Amplitude e areia firme
A informação de que os uruguaios dominam a Barra se confirma logo na chegada à orla. Carros com placas do Uruguai são maioria e se estendem ao longo da praia, onde hoje se pode circular com os veículos, como ocorre no balneário Cassino, em Rio Grande.
Moradora do departamento de São José, no Uruguai, a professora Rosário Urruth, 55 anos, é frequentadora assídua da praia que escolheu para veranear anualmente com a família há três gerações.
– Faz 20 anos que sempre alugamos casa aqui. É uma tranquilidade, mas as ruas de acesso estão muito ruins. Antigamente, os carros não podiam chegar até a praia. Agora, podem. E isso nos fez continuar vindo, porque no Uruguai não podemos andar de carro na praia – justifica Rosário.
A filha da professora, a cozinheira Natalia Arquirena, 34 anos, veio de Barcelona, na Espanha, para passar as férias com a mãe na praia favorita desde a infância. E trouxe o filho Leone Andriossi, um ano, a terceira geração da família a frequentar a Barra do Chuí.
– É uma praia com amplitude, areia firme para caminhar. Venho aqui desde pequena e gosto muito – conta Natalia, que das praias gaúchas conhece também o Hermenegildo, em Santa Vitória do Palmar, e o Balneário Cassino, em Rio Grande.
O farol
Num dos pontos mais altos da praia está localizado o centenário e mais avançado farol do Brasil. Inaugurado em 1910, teve a torre erguida num terreno doado pelo então faroleiro João Pedro Pereira, o Joca Documento, que hoje é nome de rua na praia. Em 1975, o farol recebeu um equipamento que o transformou em rádio farol, podendo dar orientações mais seguras às embarcações que possuem o radiogoniômetro.

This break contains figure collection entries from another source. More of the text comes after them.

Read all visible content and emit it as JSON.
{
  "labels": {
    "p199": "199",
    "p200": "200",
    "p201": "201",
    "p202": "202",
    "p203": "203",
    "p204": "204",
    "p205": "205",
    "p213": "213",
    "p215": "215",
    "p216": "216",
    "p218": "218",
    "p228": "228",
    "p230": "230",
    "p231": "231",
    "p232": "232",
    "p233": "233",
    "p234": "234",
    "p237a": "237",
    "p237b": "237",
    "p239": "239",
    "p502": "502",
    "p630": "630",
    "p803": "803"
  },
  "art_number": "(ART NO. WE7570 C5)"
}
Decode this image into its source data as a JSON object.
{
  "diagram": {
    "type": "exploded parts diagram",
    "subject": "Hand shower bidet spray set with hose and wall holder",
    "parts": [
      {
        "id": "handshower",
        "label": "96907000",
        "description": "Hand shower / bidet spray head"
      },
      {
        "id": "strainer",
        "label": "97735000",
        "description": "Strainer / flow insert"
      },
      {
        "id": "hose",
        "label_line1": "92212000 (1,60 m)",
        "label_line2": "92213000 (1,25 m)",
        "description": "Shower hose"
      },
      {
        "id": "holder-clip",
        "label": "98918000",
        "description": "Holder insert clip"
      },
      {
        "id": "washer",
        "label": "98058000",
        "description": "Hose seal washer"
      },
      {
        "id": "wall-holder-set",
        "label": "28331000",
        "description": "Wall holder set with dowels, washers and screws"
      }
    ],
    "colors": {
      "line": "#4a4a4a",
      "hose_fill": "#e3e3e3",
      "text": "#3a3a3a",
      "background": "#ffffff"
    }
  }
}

Situado na desembocadura do Arroio Chuí, ainda tem iluminação automática. Subimos os cerca de 140 degraus e lá do alto, pudemos ver a última praia uruguaia - Barra del Chuy e a nossa. Dizem que o pôr do sol do alto do farol é um dos mais bonitos da região. Pena que fomos no final de uma manhã, e nublada.
Lembrança uruguaia
Casas vermelhas, azuis, amarelas, lilás, laranjas, entre outras cores, formam o cenário da Barra do Chuí, que lembra muito praias uruguaias como Barra de Valizas e La Paloma. A arquitetura típica daquela região, placas indicativas e letreiros no comércio escritos em espanhol também nos deram a sensação de estarmos, realmente, nas terras vizinhas. Até porque, enquanto circulamos pelas ruas de terra, pela avenida asfaltada e também na areia, o idioma mais ouvido foi o espanhol.
O chinelo uruguaio
Ao caminhar sobre os tetrápodes para fotografar os molhes da Barra do Chuí do alto, o repórter fotográfico Marco Favero encontrou um pé de chinelo Havaianas com a bandeira do Uruguai, praticamente, novo. Pensamos em dispensá-lo no lixo mais próximo, mas ficamos curiosos para saber onde estaria o outro calçado, cujo número 43 era o mesmo de Favero.
Então, o motorista Ricardo Figueiredo resolveu permanecer nos molhes enquanto continuávamos a reportagem. Minutos depois, ele avistou o chinelo numa área que parecia ser de difícil acesso - na areia, entre os blocos de concreto. Ricardo estudou o ponto e conseguiu recuperar o calçado. Marco, então, saiu da praia com um chinelo uruguaio encontrado em terras brasileiras.